Trade Executions - Liquid S&P Stocks vs Small-Caps

I currently run two strategies, one (tradePilot S1) for trading only S&P 500 stocks, the other (tradePilot S2) for all NYSE/Nasdaq stocks above $50m market-cap. Both strategies perform consistently well. However, I wanted to raise an importan point, regarding liquidity. For S&P stocks, which are by nature high-liquidity (higher volume, easy to enter/exit, tight bid/ask, etc), trading executions tend to be almost instant zero/minimal slippage. I wanted to know if any C2 investors are currently trading lower-cap (eg., micro cap, or low-volume/low-liquidity stocks), and if there are any issues in the real-time world of order executions, especially in context of the Autotrade function offered by C2. In my own trading, I have no trouble getting trades executed closest to my limit price even on low-to-mid-caps as long as the trades are placed at peak trading hours (avoid opening at the very open or a minute before close).

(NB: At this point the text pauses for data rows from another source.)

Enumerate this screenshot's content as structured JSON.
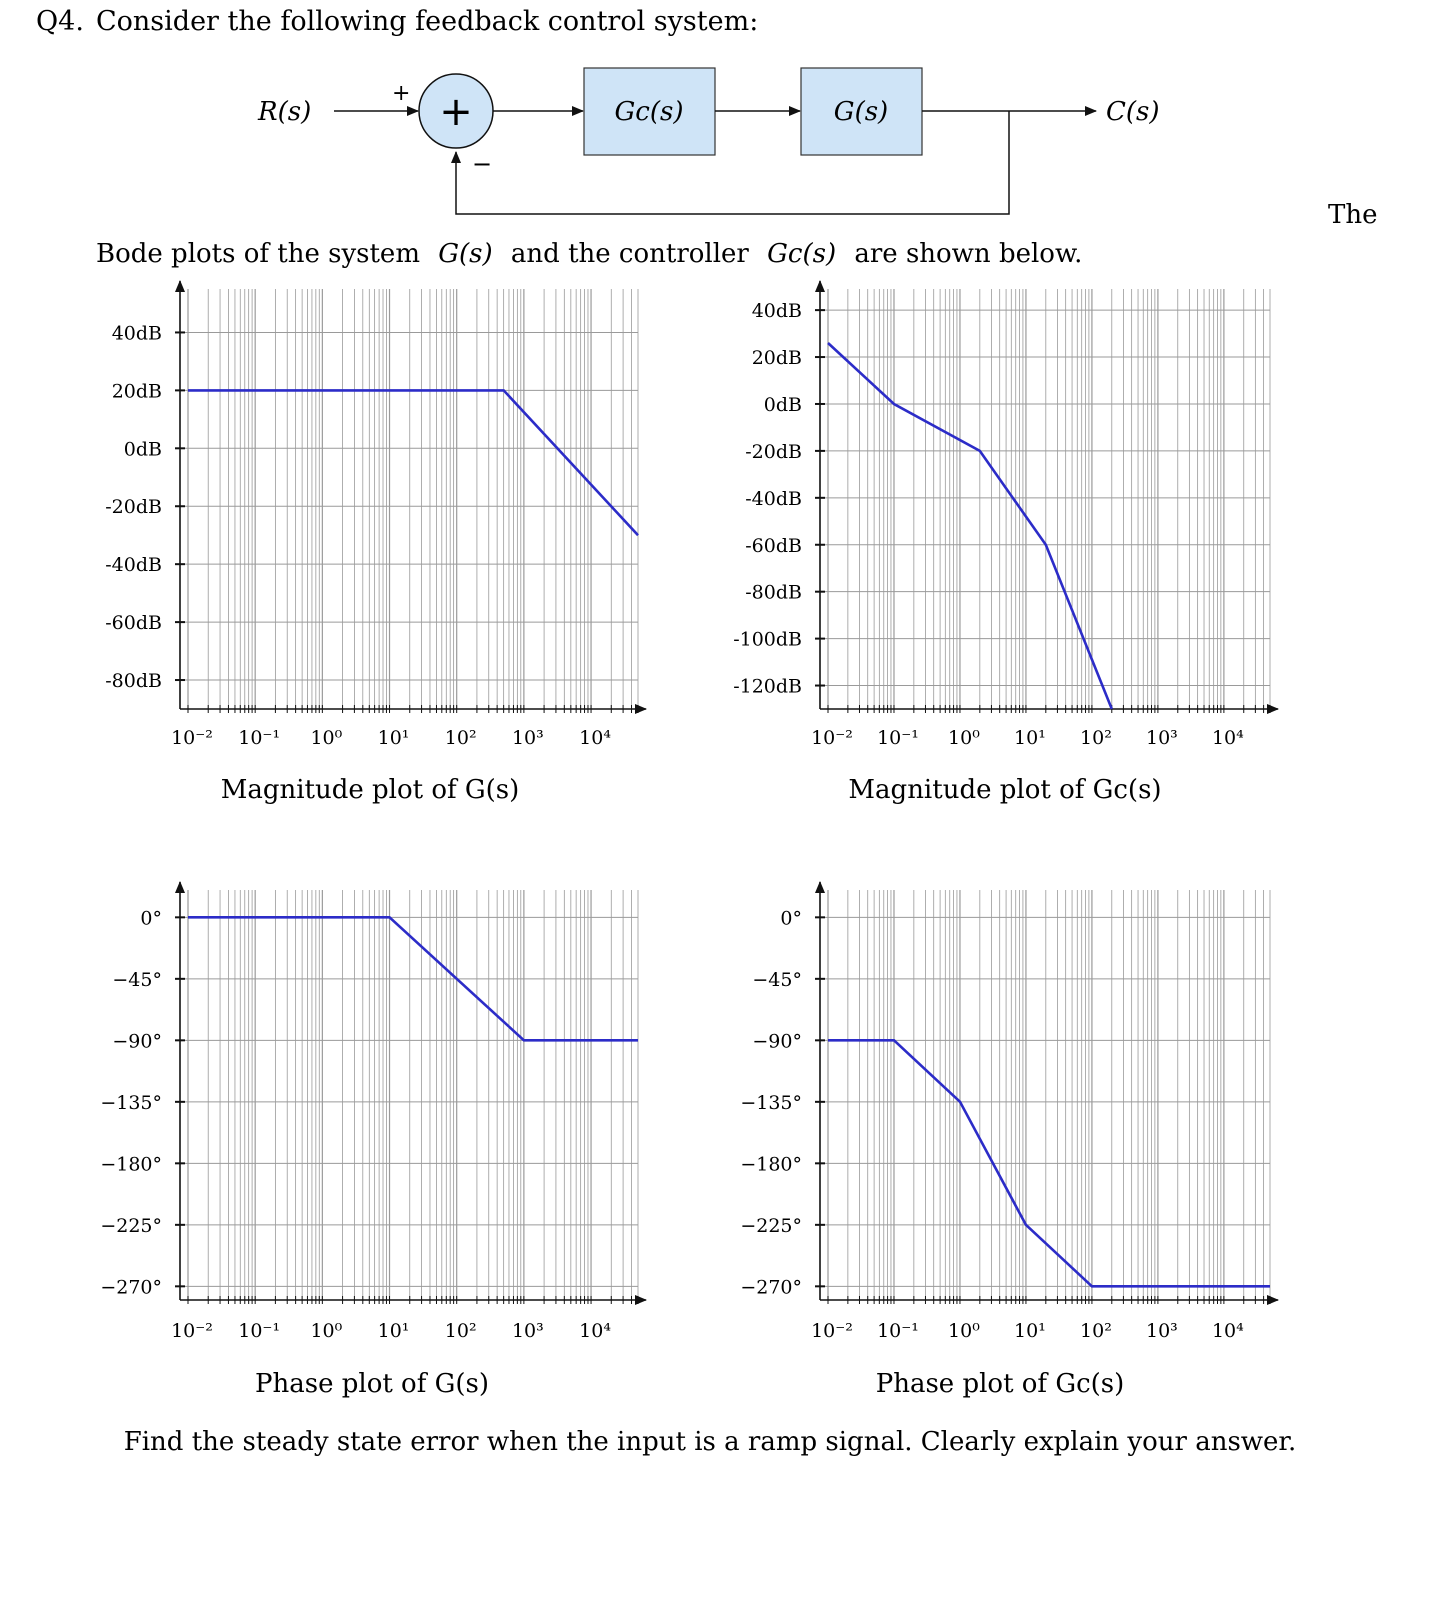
{
  "question": {
    "number": "Q4.",
    "prompt": "Consider the following feedback control system:",
    "bode_intro_pre": "Bode plots of the system",
    "bode_intro_and": "and the controller",
    "bode_intro_post": "are shown below.",
    "side_text": "The",
    "task": "Find the steady state error when the input is a ramp signal. Clearly explain your answer."
  },
  "diagram": {
    "input_label": "R(s)",
    "plus_sign": "+",
    "minus_sign": "−",
    "summing_symbol": "+",
    "controller_block": "Gc(s)",
    "plant_block": "G(s)",
    "output_label": "C(s)",
    "block_fill": "#cfe4f7"
  },
  "style": {
    "curve_color": "#2c2cc8",
    "grid_color": "#9a9a9a"
  },
  "chart_data": [
    {
      "id": "magG",
      "type": "line",
      "title": "Magnitude plot of G(s)",
      "x_scale": "log",
      "xlim": [
        0.01,
        50000
      ],
      "x_ticks": [
        {
          "v": 0.01,
          "l": "10−2"
        },
        {
          "v": 0.1,
          "l": "10−1"
        },
        {
          "v": 1,
          "l": "100"
        },
        {
          "v": 10,
          "l": "101"
        },
        {
          "v": 100,
          "l": "102"
        },
        {
          "v": 1000,
          "l": "103"
        },
        {
          "v": 10000,
          "l": "104"
        }
      ],
      "ylim": [
        -90,
        55
      ],
      "y_ticks": [
        {
          "v": 40,
          "l": "40dB"
        },
        {
          "v": 20,
          "l": "20dB"
        },
        {
          "v": 0,
          "l": "0dB"
        },
        {
          "v": -20,
          "l": "-20dB"
        },
        {
          "v": -40,
          "l": "-40dB"
        },
        {
          "v": -60,
          "l": "-60dB"
        },
        {
          "v": -80,
          "l": "-80dB"
        }
      ],
      "series": [
        {
          "x": [
            0.01,
            500,
            50000
          ],
          "y": [
            20,
            20,
            -30
          ]
        }
      ]
    },
    {
      "id": "magGc",
      "type": "line",
      "title": "Magnitude plot of Gc(s)",
      "x_scale": "log",
      "xlim": [
        0.01,
        50000
      ],
      "x_ticks": [
        {
          "v": 0.01,
          "l": "10−2"
        },
        {
          "v": 0.1,
          "l": "10−1"
        },
        {
          "v": 1,
          "l": "100"
        },
        {
          "v": 10,
          "l": "101"
        },
        {
          "v": 100,
          "l": "102"
        },
        {
          "v": 1000,
          "l": "103"
        },
        {
          "v": 10000,
          "l": "104"
        }
      ],
      "ylim": [
        -130,
        49
      ],
      "y_ticks": [
        {
          "v": 40,
          "l": "40dB"
        },
        {
          "v": 20,
          "l": "20dB"
        },
        {
          "v": 0,
          "l": "0dB"
        },
        {
          "v": -20,
          "l": "-20dB"
        },
        {
          "v": -40,
          "l": "-40dB"
        },
        {
          "v": -60,
          "l": "-60dB"
        },
        {
          "v": -80,
          "l": "-80dB"
        },
        {
          "v": -100,
          "l": "-100dB"
        },
        {
          "v": -120,
          "l": "-120dB"
        }
      ],
      "series": [
        {
          "x": [
            0.01,
            0.1,
            2,
            20,
            200
          ],
          "y": [
            26,
            0,
            -20,
            -60,
            -130
          ]
        }
      ]
    },
    {
      "id": "phaseG",
      "type": "line",
      "title": "Phase plot of G(s)",
      "x_scale": "log",
      "xlim": [
        0.01,
        50000
      ],
      "x_ticks": [
        {
          "v": 0.01,
          "l": "10−2"
        },
        {
          "v": 0.1,
          "l": "10−1"
        },
        {
          "v": 1,
          "l": "100"
        },
        {
          "v": 10,
          "l": "101"
        },
        {
          "v": 100,
          "l": "102"
        },
        {
          "v": 1000,
          "l": "103"
        },
        {
          "v": 10000,
          "l": "104"
        }
      ],
      "ylim": [
        -280,
        20
      ],
      "y_ticks": [
        {
          "v": 0,
          "l": "0°"
        },
        {
          "v": -45,
          "l": "−45°"
        },
        {
          "v": -90,
          "l": "−90°"
        },
        {
          "v": -135,
          "l": "−135°"
        },
        {
          "v": -180,
          "l": "−180°"
        },
        {
          "v": -225,
          "l": "−225°"
        },
        {
          "v": -270,
          "l": "−270°"
        }
      ],
      "series": [
        {
          "x": [
            0.01,
            10,
            1000,
            50000
          ],
          "y": [
            0,
            0,
            -90,
            -90
          ]
        }
      ]
    },
    {
      "id": "phaseGc",
      "type": "line",
      "title": "Phase plot of Gc(s)",
      "x_scale": "log",
      "xlim": [
        0.01,
        50000
      ],
      "x_ticks": [
        {
          "v": 0.01,
          "l": "10−2"
        },
        {
          "v": 0.1,
          "l": "10−1"
        },
        {
          "v": 1,
          "l": "100"
        },
        {
          "v": 10,
          "l": "101"
        },
        {
          "v": 100,
          "l": "102"
        },
        {
          "v": 1000,
          "l": "103"
        },
        {
          "v": 10000,
          "l": "104"
        }
      ],
      "ylim": [
        -280,
        20
      ],
      "y_ticks": [
        {
          "v": 0,
          "l": "0°"
        },
        {
          "v": -45,
          "l": "−45°"
        },
        {
          "v": -90,
          "l": "−90°"
        },
        {
          "v": -135,
          "l": "−135°"
        },
        {
          "v": -180,
          "l": "−180°"
        },
        {
          "v": -225,
          "l": "−225°"
        },
        {
          "v": -270,
          "l": "−270°"
        }
      ],
      "series": [
        {
          "x": [
            0.01,
            0.1,
            1,
            10,
            100,
            50000
          ],
          "y": [
            -90,
            -90,
            -135,
            -225,
            -270,
            -270
          ]
        }
      ]
    }
  ]
}
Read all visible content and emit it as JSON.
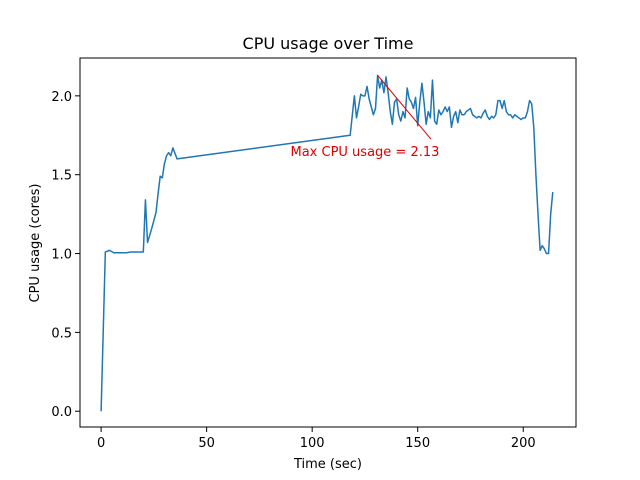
{
  "chart_data": {
    "type": "line",
    "title": "CPU usage over Time",
    "xlabel": "Time (sec)",
    "ylabel": "CPU usage (cores)",
    "xlim": [
      -10,
      225
    ],
    "ylim": [
      -0.1,
      2.24
    ],
    "xticks": [
      0,
      50,
      100,
      150,
      200
    ],
    "xtick_labels": [
      "0",
      "50",
      "100",
      "150",
      "200"
    ],
    "yticks": [
      0.0,
      0.5,
      1.0,
      1.5,
      2.0
    ],
    "ytick_labels": [
      "0.0",
      "0.5",
      "1.0",
      "1.5",
      "2.0"
    ],
    "grid": false,
    "series": [
      {
        "color": "#1f77b4",
        "x": [
          0,
          2,
          4,
          6,
          8,
          10,
          12,
          14,
          16,
          18,
          20,
          21,
          22,
          24,
          26,
          27,
          28,
          29,
          30,
          31,
          32,
          33,
          34,
          36,
          118,
          120,
          121,
          122,
          123,
          124,
          125,
          126,
          127,
          128,
          129,
          130,
          131,
          132,
          133,
          134,
          135,
          136,
          137,
          138,
          139,
          140,
          141,
          142,
          143,
          144,
          145,
          146,
          147,
          148,
          149,
          150,
          151,
          152,
          153,
          154,
          155,
          156,
          157,
          158,
          159,
          160,
          161,
          162,
          163,
          164,
          165,
          166,
          167,
          168,
          169,
          170,
          171,
          172,
          173,
          174,
          175,
          176,
          177,
          178,
          179,
          180,
          181,
          182,
          183,
          184,
          185,
          186,
          187,
          188,
          189,
          190,
          191,
          192,
          193,
          194,
          195,
          196,
          197,
          198,
          199,
          200,
          201,
          202,
          203,
          204,
          205,
          206,
          207,
          208,
          209,
          210,
          211,
          212,
          213,
          214
        ],
        "y": [
          0.0,
          1.01,
          1.02,
          1.005,
          1.005,
          1.005,
          1.005,
          1.01,
          1.01,
          1.01,
          1.01,
          1.34,
          1.07,
          1.16,
          1.26,
          1.38,
          1.49,
          1.48,
          1.57,
          1.62,
          1.64,
          1.62,
          1.67,
          1.6,
          1.75,
          2.0,
          1.86,
          1.93,
          2.01,
          2.0,
          2.0,
          2.06,
          1.98,
          1.93,
          1.88,
          1.92,
          2.13,
          2.05,
          2.1,
          2.02,
          2.12,
          2.02,
          1.9,
          1.82,
          1.96,
          1.98,
          1.88,
          1.84,
          1.9,
          1.86,
          2.05,
          1.98,
          1.96,
          1.92,
          1.99,
          1.81,
          1.96,
          2.08,
          1.96,
          1.82,
          1.9,
          1.86,
          2.1,
          1.84,
          1.82,
          1.91,
          1.88,
          1.9,
          1.93,
          1.9,
          1.93,
          1.8,
          1.87,
          1.9,
          1.83,
          1.91,
          1.88,
          1.88,
          1.9,
          1.91,
          1.92,
          1.88,
          1.87,
          1.86,
          1.87,
          1.86,
          1.89,
          1.91,
          1.87,
          1.85,
          1.87,
          1.86,
          1.88,
          1.97,
          1.97,
          1.92,
          1.97,
          1.9,
          1.88,
          1.88,
          1.86,
          1.88,
          1.87,
          1.86,
          1.85,
          1.86,
          1.86,
          1.9,
          1.97,
          1.95,
          1.8,
          1.5,
          1.25,
          1.02,
          1.05,
          1.03,
          1.0,
          1.0,
          1.25,
          1.39
        ]
      }
    ],
    "annotation": {
      "text": "Max CPU usage = 2.13",
      "color": "#e00000",
      "point": [
        131,
        2.13
      ],
      "text_anchor_point": [
        125,
        1.65
      ]
    }
  }
}
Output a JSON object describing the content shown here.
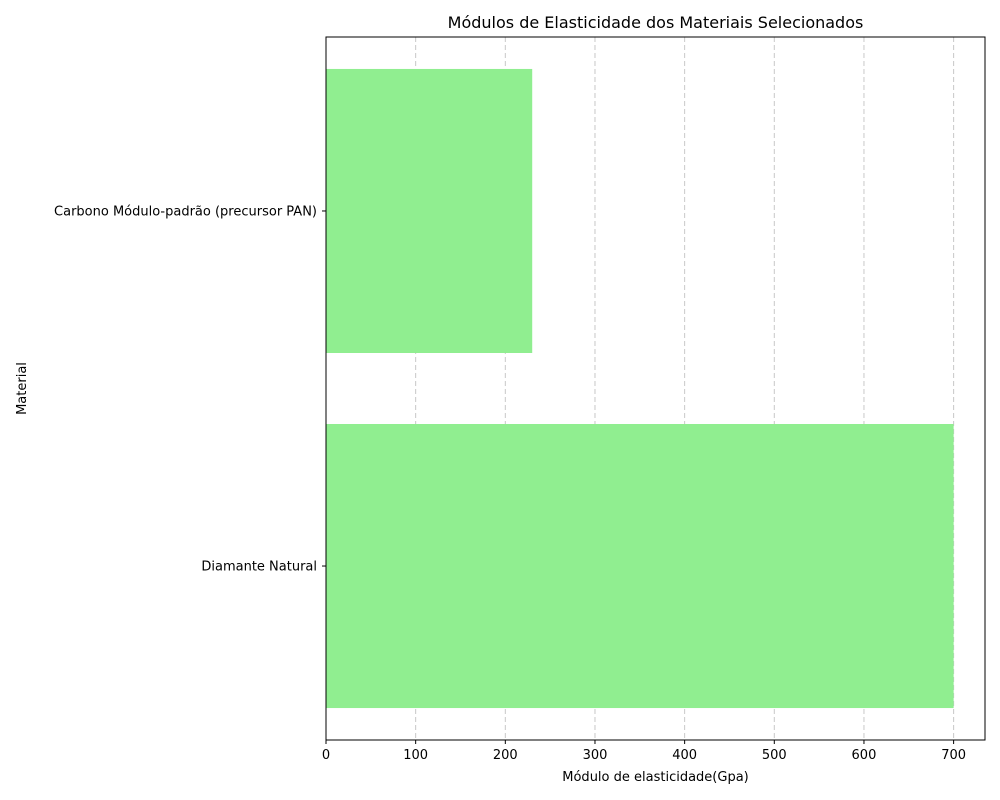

However, occasionally, order executions are tricky, esp in micro-cap (companies with a market cap below $50m). The reason I ask this, is that I plan to launch a third stratm based on the success of S1 and S2, but for the small-micro-caps which provide 10-yr backtest results averagin around 88.7%/year. Before I consider launching this, it would be great to get user feedback/experiences in trading lower-cap, low-liquidity stocks, and execution challenges…

Is this a promoting post? I scan thru your trades, I don’t see any slippage or much slippage. I don’t know how you see the quotes. C2 shows delay quote on their platform. But when you trade or place a trade at market is live quote. So there is a 20min to 40 min price difference.

I rarely seen slippage in c2, some that’s why scalping strategy doesn’t work in c2. Bid/ask delay and autotrade delay.

I have subscribed over 15+ strategy in the past, only seen 3 strategy has slippage. 1 was Buy/sell otc stocks with very low float, 2nd was a very popular strategy that sell options. But it got slippage due to a huge patch of market order send in by c2 all at once. 3rd was a vix future scalping strategy. The spread was just too wide to scalp.